Protecting Your Business and Personal Assets When Being Sued
A court can bring any kind of lawsuit against you at any time. If you don’t have the necessary protection in place, you could lose everything. A study by the Small Business Administration found that up to 53% of companies face lawsuits each year. Therefore, protecting your business and personal assets when being sued is crucial if you are to survive.
Incorporate Your Business
It is crucial that you incorporate your business as a limited liability corporation (LLC) as soon as you can. This clear distinction between personal and corporate gives you the power to separate assets. Assets such as vehicles and properties or anything that a court might take away from the business won’t affect your personal assets.
For example, suppose a hard-working medical malpractice attorney files a lawsuit against your cosmetic surgery. In that case, your cars, your home, and the contents therein will be safely protected by law.
Use Orders to Your Advantage
Further protection applies because the lawsuit is against your business and not you personally, such as a charging order protection for LLCs. A charging order protection clarifies that awards must go to the party holding the order, yet you cannot be forced to pay.
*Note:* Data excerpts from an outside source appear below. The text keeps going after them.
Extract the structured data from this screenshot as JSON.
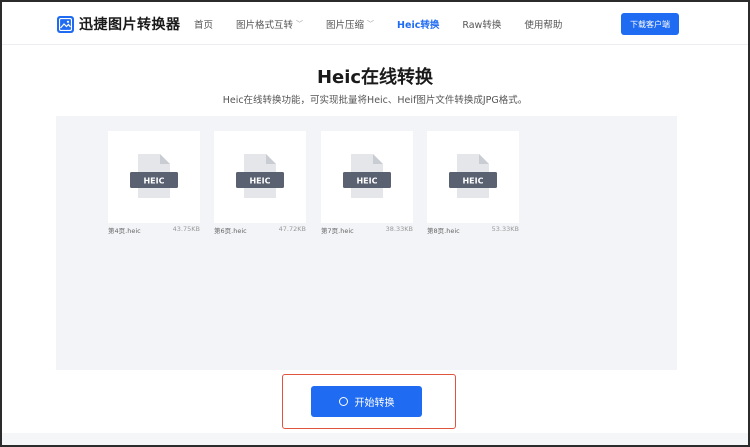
{
  "header": {
    "logo_text": "迅捷图片转换器",
    "nav": [
      {
        "label": "首页",
        "has_dropdown": false,
        "active": false
      },
      {
        "label": "图片格式互转",
        "has_dropdown": true,
        "active": false
      },
      {
        "label": "图片压缩",
        "has_dropdown": true,
        "active": false
      },
      {
        "label": "Heic转换",
        "has_dropdown": false,
        "active": true
      },
      {
        "label": "Raw转换",
        "has_dropdown": false,
        "active": false
      },
      {
        "label": "使用帮助",
        "has_dropdown": false,
        "active": false
      }
    ],
    "download_label": "下载客户端"
  },
  "main": {
    "title": "Heic在线转换",
    "subtitle": "Heic在线转换功能，可实现批量将Heic、Heif图片文件转换成JPG格式。",
    "files": [
      {
        "name": "第4页.heic",
        "size": "43.75KB",
        "badge": "HEIC"
      },
      {
        "name": "第6页.heic",
        "size": "47.72KB",
        "badge": "HEIC"
      },
      {
        "name": "第7页.heic",
        "size": "38.33KB",
        "badge": "HEIC"
      },
      {
        "name": "第8页.heic",
        "size": "53.33KB",
        "badge": "HEIC"
      }
    ],
    "start_button": "开始转换"
  },
  "colors": {
    "accent": "#1f6bf2",
    "highlight_outline": "#e0533d",
    "work_area_bg": "#f2f4f7",
    "file_icon_dark": "#5a6170",
    "file_icon_light": "#e4e6ea"
  }
}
Additionally, the holder of the order must pay tax on distributions without the guarantee of receiving money. This typically ends up with a settlement in your favor or a dropped pursuit.
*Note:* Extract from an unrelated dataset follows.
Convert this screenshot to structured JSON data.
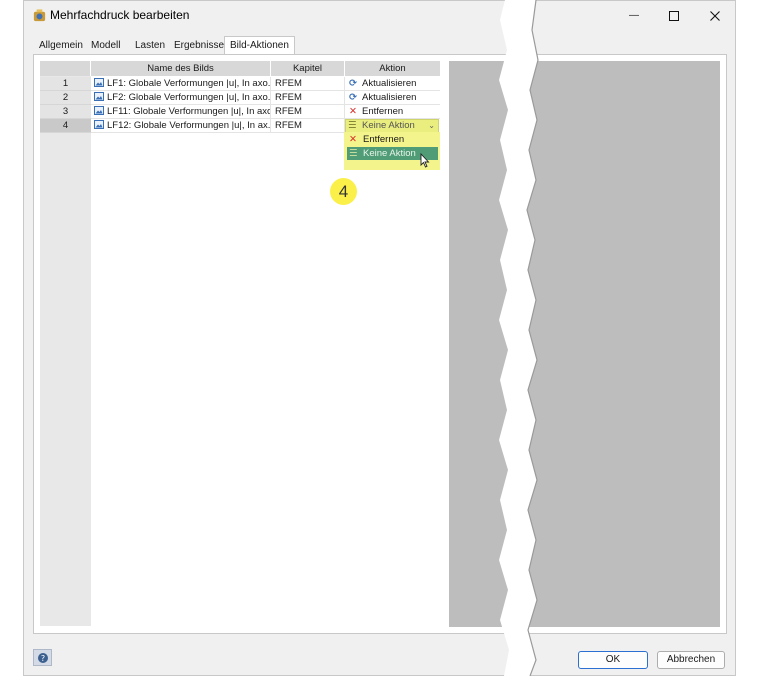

If you have enough time before your personal assets are frozen, you can transfer them to your LLC. However, it would be best if you acted quickly before a judge signs the order for execution. Once transferred to an LLC, you can place assets in an off-shore holding account to which you have access.
It’s best to attempt a transfer of assets as soon as a lawsuit has been issued since authorities will typically freeze them once the suit commences.
Trust in a Trust
One of the most common and easiest asset protection methods is to use trusts since it is complicated, if not, impossible for legal opponents to access trusts. Simply put, a trust is a legal arrangement for asset management. Assets could be property, contents, cash or cryptocurrency. They can be managed by an individual such as your lawyer or a group like asset planners.
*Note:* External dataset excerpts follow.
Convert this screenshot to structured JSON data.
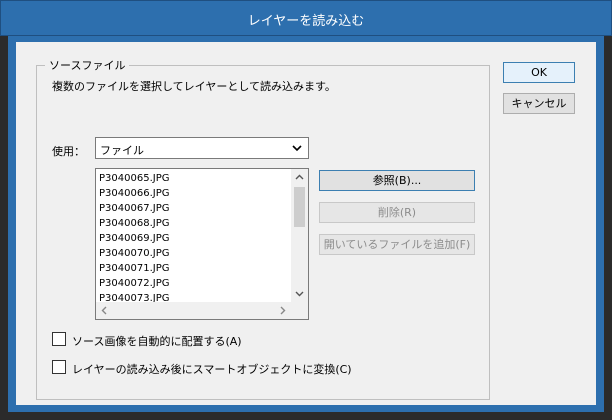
{
  "window": {
    "title": "レイヤーを読み込む"
  },
  "source_group": {
    "legend": "ソースファイル",
    "description": "複数のファイルを選択してレイヤーとして読み込みます。",
    "use_label": "使用：",
    "use_select_value": "ファイル",
    "files": [
      "P3040065.JPG",
      "P3040066.JPG",
      "P3040067.JPG",
      "P3040068.JPG",
      "P3040069.JPG",
      "P3040070.JPG",
      "P3040071.JPG",
      "P3040072.JPG",
      "P3040073.JPG"
    ],
    "browse_label": "参照(B)...",
    "delete_label": "削除(R)",
    "add_open_label": "開いているファイルを追加(F)"
  },
  "buttons": {
    "ok": "OK",
    "cancel": "キャンセル"
  },
  "options": {
    "auto_align_label": "ソース画像を自動的に配置する(A)",
    "auto_align_checked": false,
    "smart_object_label": "レイヤーの読み込み後にスマートオブジェクトに変換(C)",
    "smart_object_checked": false
  },
  "colors": {
    "title_bar": "#2d6fae",
    "dialog_bg": "#f0f0f0",
    "default_button_border": "#3c7fb1"
  },
  "icons": [
    "chevron-down-icon",
    "scroll-up-arrow-icon",
    "scroll-down-arrow-icon",
    "scroll-left-arrow-icon",
    "scroll-right-arrow-icon"
  ]
}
You should be aware that assets in a trust are no longer accessible to you. Yet you can name beneficiaries by whom assets are accessible.
Use an Umbrella Policy
Liability insurance, also known as an umbrella policy, protects all your holdings if they are worth a significant amount. However, this will only help if you have cover of $10 million or more since anything less won’t protect you in the case of a high figure lawsuit.
Lawsuits are often claimed at a significantly higher rate than an insurance policy will cover. For example, a $2 million insurance policy is useless if you are being sued for $20 million. Premiums might be high, yet they are comparatively small should the worst happen.